Culture | History

The Voice of Justice and Consanguinity

We, therefore, the Representatives of the united States of America, in General Congress, Assembled, appealing to the Supreme Judge of the world for the rectitude of our intentions, do, in the Name, and by Authority of the good People of these Colonies, solemnly publish and declare, That these United Colonies are, and of Right ought to be Free and Independent States; that they are Absolved from all Allegiance to the British Crown, and that all political connection between them and the State of Great Britain, is and ought to be totally dissolved; and that as Free and Independent States, they have full Power to levy War, conclude Peace, contract Alliances, establish Commerce, and to do all other Acts and Things which Independent States may of right do.
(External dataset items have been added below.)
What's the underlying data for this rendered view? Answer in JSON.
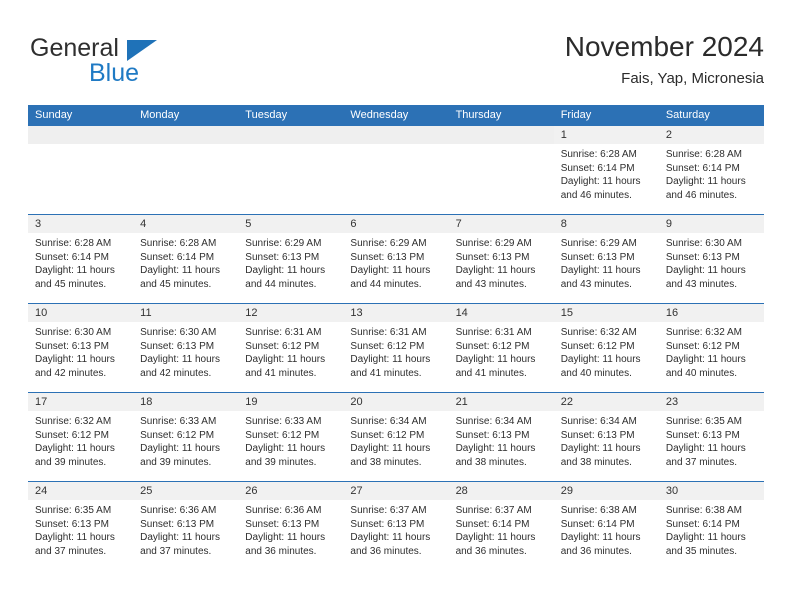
{
  "brand": {
    "word_one": "General",
    "word_two": "Blue",
    "triangle_color": "#1f72b8",
    "blue_color": "#1f7ac4"
  },
  "header": {
    "title": "November 2024",
    "subtitle": "Fais, Yap, Micronesia"
  },
  "theme": {
    "header_blue": "#2c71b5",
    "date_band_gray": "#f1f1f1",
    "text": "#2e2e2e"
  },
  "weekdays": [
    "Sunday",
    "Monday",
    "Tuesday",
    "Wednesday",
    "Thursday",
    "Friday",
    "Saturday"
  ],
  "weeks": [
    [
      {
        "date": "",
        "lines": []
      },
      {
        "date": "",
        "lines": []
      },
      {
        "date": "",
        "lines": []
      },
      {
        "date": "",
        "lines": []
      },
      {
        "date": "",
        "lines": []
      },
      {
        "date": "1",
        "lines": [
          "Sunrise: 6:28 AM",
          "Sunset: 6:14 PM",
          "Daylight: 11 hours",
          "and 46 minutes."
        ]
      },
      {
        "date": "2",
        "lines": [
          "Sunrise: 6:28 AM",
          "Sunset: 6:14 PM",
          "Daylight: 11 hours",
          "and 46 minutes."
        ]
      }
    ],
    [
      {
        "date": "3",
        "lines": [
          "Sunrise: 6:28 AM",
          "Sunset: 6:14 PM",
          "Daylight: 11 hours",
          "and 45 minutes."
        ]
      },
      {
        "date": "4",
        "lines": [
          "Sunrise: 6:28 AM",
          "Sunset: 6:14 PM",
          "Daylight: 11 hours",
          "and 45 minutes."
        ]
      },
      {
        "date": "5",
        "lines": [
          "Sunrise: 6:29 AM",
          "Sunset: 6:13 PM",
          "Daylight: 11 hours",
          "and 44 minutes."
        ]
      },
      {
        "date": "6",
        "lines": [
          "Sunrise: 6:29 AM",
          "Sunset: 6:13 PM",
          "Daylight: 11 hours",
          "and 44 minutes."
        ]
      },
      {
        "date": "7",
        "lines": [
          "Sunrise: 6:29 AM",
          "Sunset: 6:13 PM",
          "Daylight: 11 hours",
          "and 43 minutes."
        ]
      },
      {
        "date": "8",
        "lines": [
          "Sunrise: 6:29 AM",
          "Sunset: 6:13 PM",
          "Daylight: 11 hours",
          "and 43 minutes."
        ]
      },
      {
        "date": "9",
        "lines": [
          "Sunrise: 6:30 AM",
          "Sunset: 6:13 PM",
          "Daylight: 11 hours",
          "and 43 minutes."
        ]
      }
    ],
    [
      {
        "date": "10",
        "lines": [
          "Sunrise: 6:30 AM",
          "Sunset: 6:13 PM",
          "Daylight: 11 hours",
          "and 42 minutes."
        ]
      },
      {
        "date": "11",
        "lines": [
          "Sunrise: 6:30 AM",
          "Sunset: 6:13 PM",
          "Daylight: 11 hours",
          "and 42 minutes."
        ]
      },
      {
        "date": "12",
        "lines": [
          "Sunrise: 6:31 AM",
          "Sunset: 6:12 PM",
          "Daylight: 11 hours",
          "and 41 minutes."
        ]
      },
      {
        "date": "13",
        "lines": [
          "Sunrise: 6:31 AM",
          "Sunset: 6:12 PM",
          "Daylight: 11 hours",
          "and 41 minutes."
        ]
      },
      {
        "date": "14",
        "lines": [
          "Sunrise: 6:31 AM",
          "Sunset: 6:12 PM",
          "Daylight: 11 hours",
          "and 41 minutes."
        ]
      },
      {
        "date": "15",
        "lines": [
          "Sunrise: 6:32 AM",
          "Sunset: 6:12 PM",
          "Daylight: 11 hours",
          "and 40 minutes."
        ]
      },
      {
        "date": "16",
        "lines": [
          "Sunrise: 6:32 AM",
          "Sunset: 6:12 PM",
          "Daylight: 11 hours",
          "and 40 minutes."
        ]
      }
    ],
    [
      {
        "date": "17",
        "lines": [
          "Sunrise: 6:32 AM",
          "Sunset: 6:12 PM",
          "Daylight: 11 hours",
          "and 39 minutes."
        ]
      },
      {
        "date": "18",
        "lines": [
          "Sunrise: 6:33 AM",
          "Sunset: 6:12 PM",
          "Daylight: 11 hours",
          "and 39 minutes."
        ]
      },
      {
        "date": "19",
        "lines": [
          "Sunrise: 6:33 AM",
          "Sunset: 6:12 PM",
          "Daylight: 11 hours",
          "and 39 minutes."
        ]
      },
      {
        "date": "20",
        "lines": [
          "Sunrise: 6:34 AM",
          "Sunset: 6:12 PM",
          "Daylight: 11 hours",
          "and 38 minutes."
        ]
      },
      {
        "date": "21",
        "lines": [
          "Sunrise: 6:34 AM",
          "Sunset: 6:13 PM",
          "Daylight: 11 hours",
          "and 38 minutes."
        ]
      },
      {
        "date": "22",
        "lines": [
          "Sunrise: 6:34 AM",
          "Sunset: 6:13 PM",
          "Daylight: 11 hours",
          "and 38 minutes."
        ]
      },
      {
        "date": "23",
        "lines": [
          "Sunrise: 6:35 AM",
          "Sunset: 6:13 PM",
          "Daylight: 11 hours",
          "and 37 minutes."
        ]
      }
    ],
    [
      {
        "date": "24",
        "lines": [
          "Sunrise: 6:35 AM",
          "Sunset: 6:13 PM",
          "Daylight: 11 hours",
          "and 37 minutes."
        ]
      },
      {
        "date": "25",
        "lines": [
          "Sunrise: 6:36 AM",
          "Sunset: 6:13 PM",
          "Daylight: 11 hours",
          "and 37 minutes."
        ]
      },
      {
        "date": "26",
        "lines": [
          "Sunrise: 6:36 AM",
          "Sunset: 6:13 PM",
          "Daylight: 11 hours",
          "and 36 minutes."
        ]
      },
      {
        "date": "27",
        "lines": [
          "Sunrise: 6:37 AM",
          "Sunset: 6:13 PM",
          "Daylight: 11 hours",
          "and 36 minutes."
        ]
      },
      {
        "date": "28",
        "lines": [
          "Sunrise: 6:37 AM",
          "Sunset: 6:14 PM",
          "Daylight: 11 hours",
          "and 36 minutes."
        ]
      },
      {
        "date": "29",
        "lines": [
          "Sunrise: 6:38 AM",
          "Sunset: 6:14 PM",
          "Daylight: 11 hours",
          "and 36 minutes."
        ]
      },
      {
        "date": "30",
        "lines": [
          "Sunrise: 6:38 AM",
          "Sunset: 6:14 PM",
          "Daylight: 11 hours",
          "and 35 minutes."
        ]
      }
    ]
  ]
}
And for the support of this Declaration, with a firm reliance on the protection of divine Providence, we mutually pledge to each other our Lives, our Fortunes and our sacred Honor. – Declaration of Independence, July 4, 1776

There’s a sentence in the Declaration of Independence that grabs me, written before the lines above brings this document to its bold conclusion. It’s the accusation that the British have been deaf to the voice of justice and consanguinity, which is both accurate and ironic. For we are an imperfect country, and if the last five years taught us anything it’s this: justice and consanguinity (the belief that we’re all kin derived from the same blood) are stories that we tell ourselves when it works in our favor.

I’m not here to beat up this country I love on her birthday. That would be unfair. We are an imperfect country, but we latched on to a bold idea that generally has steered us towards progress for the citizens of the United States, and maybe, in some ways, for the world. This idea, that all men are created equal, is still a work in progress. But it is progressing.

That bold ask, freedom and independence, continues to this day. For the Declaration of Independence and the Constitution to follow were each intended to be a call for a higher standard. We are a country of laws and young traditions, based on a belief in justice and consanguinity. We’re a bit rough around the edges, we don’t always get it right, but we’re slowly progressing towards a more inclusive interpretation of that original vision.